Notwithstanding, BlackBerry's basic plan is to replace plummeting device revenue with income from its QNX software and BBM instant-messaging services. The company is focusing on security, allowing its software to be installed in different devices so that they can "speak to each other," and on selling to large customers such as governments and corporations.
What does this tell us? It tells us that John Chen is going to do absolutely anything and everything that he needs to do to stop the bleeding and return this company to profitability. He doesn't seem to care how small the company gets, this is about protecting the cash that they have for now, while reducing the size of the company to the smallest it can get - so that they can then focus on rebuilding yet again. John Chen isn't emotionally attached to any part of BlackBerry and that's one of his best assets.
This is where Chen is different than a guy like Heins. Heins is someone who was so emotionally attached to the BlackBerry brand, he would have never considered selling the handset business - and if he did, he would have never made mention of it so casually, as Chen did.
Do I think BBRY will ultimately sell the handset division? No. Am I glad that John Chen has an "all options on the table attitude" towards making shareholders money? Yes.
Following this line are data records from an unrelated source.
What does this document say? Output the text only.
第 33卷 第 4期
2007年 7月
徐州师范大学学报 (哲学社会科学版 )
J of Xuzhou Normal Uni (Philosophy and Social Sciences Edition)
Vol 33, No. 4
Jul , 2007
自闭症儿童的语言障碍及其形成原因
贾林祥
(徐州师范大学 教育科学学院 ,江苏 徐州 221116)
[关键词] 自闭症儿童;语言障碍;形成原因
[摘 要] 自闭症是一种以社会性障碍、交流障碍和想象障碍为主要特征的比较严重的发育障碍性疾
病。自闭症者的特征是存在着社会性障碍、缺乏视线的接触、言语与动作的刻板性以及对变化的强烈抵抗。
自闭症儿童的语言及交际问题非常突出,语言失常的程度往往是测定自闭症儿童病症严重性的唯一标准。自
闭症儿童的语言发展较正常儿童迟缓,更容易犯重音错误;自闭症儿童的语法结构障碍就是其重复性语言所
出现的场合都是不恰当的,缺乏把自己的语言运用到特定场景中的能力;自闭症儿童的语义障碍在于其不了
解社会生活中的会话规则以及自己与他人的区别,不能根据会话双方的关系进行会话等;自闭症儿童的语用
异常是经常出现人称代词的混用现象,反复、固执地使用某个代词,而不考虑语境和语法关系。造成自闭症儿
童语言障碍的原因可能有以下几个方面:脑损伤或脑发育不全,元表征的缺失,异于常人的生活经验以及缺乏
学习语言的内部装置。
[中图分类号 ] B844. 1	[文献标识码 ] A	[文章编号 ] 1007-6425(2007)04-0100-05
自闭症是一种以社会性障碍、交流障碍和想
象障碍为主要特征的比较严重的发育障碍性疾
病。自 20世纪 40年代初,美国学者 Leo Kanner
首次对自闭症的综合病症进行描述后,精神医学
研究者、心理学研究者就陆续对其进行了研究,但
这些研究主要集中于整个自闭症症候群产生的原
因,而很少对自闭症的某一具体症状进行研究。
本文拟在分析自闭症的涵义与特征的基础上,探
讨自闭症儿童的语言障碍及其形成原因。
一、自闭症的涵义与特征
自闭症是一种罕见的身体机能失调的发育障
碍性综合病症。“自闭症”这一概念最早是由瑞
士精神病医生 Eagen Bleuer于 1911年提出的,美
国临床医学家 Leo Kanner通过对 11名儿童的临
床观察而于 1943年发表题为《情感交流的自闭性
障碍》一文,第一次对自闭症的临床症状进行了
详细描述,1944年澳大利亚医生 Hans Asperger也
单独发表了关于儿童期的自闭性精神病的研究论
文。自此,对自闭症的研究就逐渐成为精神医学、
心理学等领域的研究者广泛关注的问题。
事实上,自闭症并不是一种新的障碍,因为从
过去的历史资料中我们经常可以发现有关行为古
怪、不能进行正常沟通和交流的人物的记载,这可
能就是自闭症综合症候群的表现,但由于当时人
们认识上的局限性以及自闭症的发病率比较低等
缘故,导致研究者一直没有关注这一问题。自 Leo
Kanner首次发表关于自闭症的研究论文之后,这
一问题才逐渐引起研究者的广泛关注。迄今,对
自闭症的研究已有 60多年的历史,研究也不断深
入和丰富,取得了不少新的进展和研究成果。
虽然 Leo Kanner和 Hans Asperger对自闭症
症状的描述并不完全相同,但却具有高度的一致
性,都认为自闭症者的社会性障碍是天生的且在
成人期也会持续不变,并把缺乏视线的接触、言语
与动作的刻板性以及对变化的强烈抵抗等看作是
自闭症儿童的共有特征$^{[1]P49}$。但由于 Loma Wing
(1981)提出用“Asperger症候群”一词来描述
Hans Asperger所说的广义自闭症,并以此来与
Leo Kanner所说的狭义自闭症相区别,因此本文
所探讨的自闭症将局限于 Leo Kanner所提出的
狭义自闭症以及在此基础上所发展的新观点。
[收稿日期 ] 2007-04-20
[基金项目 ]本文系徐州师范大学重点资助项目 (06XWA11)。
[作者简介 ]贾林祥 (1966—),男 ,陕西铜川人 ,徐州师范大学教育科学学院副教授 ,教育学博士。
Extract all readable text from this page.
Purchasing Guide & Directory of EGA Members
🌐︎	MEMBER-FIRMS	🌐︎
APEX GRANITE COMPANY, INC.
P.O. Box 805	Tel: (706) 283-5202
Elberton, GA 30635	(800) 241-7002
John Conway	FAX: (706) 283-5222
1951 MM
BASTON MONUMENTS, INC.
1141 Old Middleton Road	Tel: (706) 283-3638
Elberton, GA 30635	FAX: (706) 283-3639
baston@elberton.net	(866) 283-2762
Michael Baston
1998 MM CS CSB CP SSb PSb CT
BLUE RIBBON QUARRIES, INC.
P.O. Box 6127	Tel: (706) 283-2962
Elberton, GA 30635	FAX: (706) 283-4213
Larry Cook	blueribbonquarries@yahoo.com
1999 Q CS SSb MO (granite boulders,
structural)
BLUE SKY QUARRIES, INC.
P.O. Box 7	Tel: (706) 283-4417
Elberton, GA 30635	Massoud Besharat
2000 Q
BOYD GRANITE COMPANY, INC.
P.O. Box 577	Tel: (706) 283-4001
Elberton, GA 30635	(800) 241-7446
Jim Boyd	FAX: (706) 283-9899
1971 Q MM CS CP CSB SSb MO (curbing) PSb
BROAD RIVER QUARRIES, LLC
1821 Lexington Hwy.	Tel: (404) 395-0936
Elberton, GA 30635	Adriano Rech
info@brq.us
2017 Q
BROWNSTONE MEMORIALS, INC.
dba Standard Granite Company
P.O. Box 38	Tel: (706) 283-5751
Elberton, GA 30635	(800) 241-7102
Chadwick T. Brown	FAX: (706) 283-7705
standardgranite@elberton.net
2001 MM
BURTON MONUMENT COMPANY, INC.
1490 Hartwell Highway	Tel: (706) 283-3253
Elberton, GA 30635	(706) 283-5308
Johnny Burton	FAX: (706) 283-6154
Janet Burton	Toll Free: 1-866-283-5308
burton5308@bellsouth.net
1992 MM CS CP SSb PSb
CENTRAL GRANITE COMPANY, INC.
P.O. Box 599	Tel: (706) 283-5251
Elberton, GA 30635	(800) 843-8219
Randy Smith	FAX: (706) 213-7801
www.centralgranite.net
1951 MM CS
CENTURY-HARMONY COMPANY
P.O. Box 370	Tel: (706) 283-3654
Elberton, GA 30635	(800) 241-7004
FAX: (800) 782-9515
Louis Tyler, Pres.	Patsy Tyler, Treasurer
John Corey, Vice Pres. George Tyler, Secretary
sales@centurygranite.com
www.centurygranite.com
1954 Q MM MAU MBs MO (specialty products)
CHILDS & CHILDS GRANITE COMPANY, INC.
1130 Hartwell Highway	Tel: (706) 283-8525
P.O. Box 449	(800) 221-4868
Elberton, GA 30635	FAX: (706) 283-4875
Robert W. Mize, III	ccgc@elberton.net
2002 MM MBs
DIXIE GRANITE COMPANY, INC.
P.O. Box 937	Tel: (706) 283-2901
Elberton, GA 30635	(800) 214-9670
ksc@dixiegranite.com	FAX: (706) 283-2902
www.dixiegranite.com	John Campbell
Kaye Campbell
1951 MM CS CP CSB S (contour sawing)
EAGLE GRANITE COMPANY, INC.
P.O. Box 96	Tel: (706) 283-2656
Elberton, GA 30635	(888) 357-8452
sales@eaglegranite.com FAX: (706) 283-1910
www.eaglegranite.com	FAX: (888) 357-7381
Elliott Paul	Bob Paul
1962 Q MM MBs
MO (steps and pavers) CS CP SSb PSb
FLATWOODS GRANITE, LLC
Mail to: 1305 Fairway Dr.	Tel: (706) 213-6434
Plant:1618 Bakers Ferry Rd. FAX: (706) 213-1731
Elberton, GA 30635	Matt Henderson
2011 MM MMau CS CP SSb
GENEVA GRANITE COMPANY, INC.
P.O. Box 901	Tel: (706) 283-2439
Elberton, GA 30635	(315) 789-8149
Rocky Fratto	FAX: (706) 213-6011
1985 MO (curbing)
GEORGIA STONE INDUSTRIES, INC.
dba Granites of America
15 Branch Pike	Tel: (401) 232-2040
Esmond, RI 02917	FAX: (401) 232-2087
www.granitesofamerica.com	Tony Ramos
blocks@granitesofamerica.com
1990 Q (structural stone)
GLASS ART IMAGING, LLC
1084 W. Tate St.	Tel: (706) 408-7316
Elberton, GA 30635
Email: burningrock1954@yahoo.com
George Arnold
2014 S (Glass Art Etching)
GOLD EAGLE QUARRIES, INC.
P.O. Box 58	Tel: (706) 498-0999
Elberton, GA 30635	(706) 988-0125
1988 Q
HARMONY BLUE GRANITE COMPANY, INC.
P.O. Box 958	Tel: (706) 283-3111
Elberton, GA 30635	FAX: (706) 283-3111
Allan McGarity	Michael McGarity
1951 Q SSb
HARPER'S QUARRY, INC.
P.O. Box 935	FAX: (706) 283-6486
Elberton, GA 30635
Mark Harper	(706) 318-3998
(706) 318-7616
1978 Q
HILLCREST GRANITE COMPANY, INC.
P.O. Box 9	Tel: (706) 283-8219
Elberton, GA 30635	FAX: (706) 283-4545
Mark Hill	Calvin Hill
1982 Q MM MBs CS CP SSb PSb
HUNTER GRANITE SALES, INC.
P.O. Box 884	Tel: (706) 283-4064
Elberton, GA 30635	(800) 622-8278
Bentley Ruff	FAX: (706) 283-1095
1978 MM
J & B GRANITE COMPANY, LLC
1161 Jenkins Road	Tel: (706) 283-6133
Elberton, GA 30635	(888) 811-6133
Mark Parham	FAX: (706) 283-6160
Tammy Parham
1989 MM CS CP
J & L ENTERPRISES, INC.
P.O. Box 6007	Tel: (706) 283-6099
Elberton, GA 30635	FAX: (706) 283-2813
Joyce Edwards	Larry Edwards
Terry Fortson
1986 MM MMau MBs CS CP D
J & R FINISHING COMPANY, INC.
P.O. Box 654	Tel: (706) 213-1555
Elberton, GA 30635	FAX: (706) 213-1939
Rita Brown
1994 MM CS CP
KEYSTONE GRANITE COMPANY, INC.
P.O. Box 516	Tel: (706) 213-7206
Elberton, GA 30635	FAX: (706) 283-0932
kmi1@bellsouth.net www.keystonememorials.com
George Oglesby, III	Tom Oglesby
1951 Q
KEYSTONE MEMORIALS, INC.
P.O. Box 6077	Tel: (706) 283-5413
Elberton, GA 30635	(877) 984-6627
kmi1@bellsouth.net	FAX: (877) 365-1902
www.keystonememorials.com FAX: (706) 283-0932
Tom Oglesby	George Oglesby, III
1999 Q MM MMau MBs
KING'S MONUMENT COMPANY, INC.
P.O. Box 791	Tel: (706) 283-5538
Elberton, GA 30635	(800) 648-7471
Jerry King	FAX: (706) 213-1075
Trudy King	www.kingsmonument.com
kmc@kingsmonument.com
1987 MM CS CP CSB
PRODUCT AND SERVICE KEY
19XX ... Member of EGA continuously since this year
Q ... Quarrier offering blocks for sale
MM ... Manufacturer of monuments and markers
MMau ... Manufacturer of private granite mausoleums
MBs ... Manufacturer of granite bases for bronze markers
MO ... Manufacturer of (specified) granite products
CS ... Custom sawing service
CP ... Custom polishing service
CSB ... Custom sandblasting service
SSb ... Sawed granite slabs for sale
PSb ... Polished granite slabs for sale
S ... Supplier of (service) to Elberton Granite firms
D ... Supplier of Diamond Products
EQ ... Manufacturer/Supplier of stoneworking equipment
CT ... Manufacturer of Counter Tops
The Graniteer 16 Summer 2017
We also saw this, "no BS" attitude in action when BlackBerry decided to not renew their deal with T-Mobile:
Less than amused with a T-Mobile USA (TMUS -0.1%) ad campaign urging BlackBerry (+1.4%) owners to buy iPhones, BlackBerry says it won't renew T-Mobile's license to sell its products, which expires on April 25. Existing users on T-Mobile's network won't see any changes.
As it is, T-Mobile stopped stocking BlackBerrys in its retail stores six months ago (they've remained available online). Moreover, with local sales having plunged, the U.S. now only accounts for a small fraction of BlackBerry's hardware sales, and T-Mobile (has a relatively small corporate base) a small percentage of U.S. sales.
Call me crazy, but mark my words - there will be a day when T-Mobile might wind up coming back to BlackBerry. It could be years from now, but mark my words.
Meanwhile, while BlackBerry continues to figure out exactly how it's going to make its comeback, the market's confidence in the company continues to wane. But, that leaves opportunity for those of us still looking at the balance sheet strength and the fundamentals behind the company.
Chen is predicting cash flow neutral in FY 2015 and this company is trading with a price to book value that continues to move downward. BlackBerry has plenty of cash on hand to do their business with, and if you believe in Mr. Chen like I do, this is prime pickin' to get in and buy BlackBerry at these levels.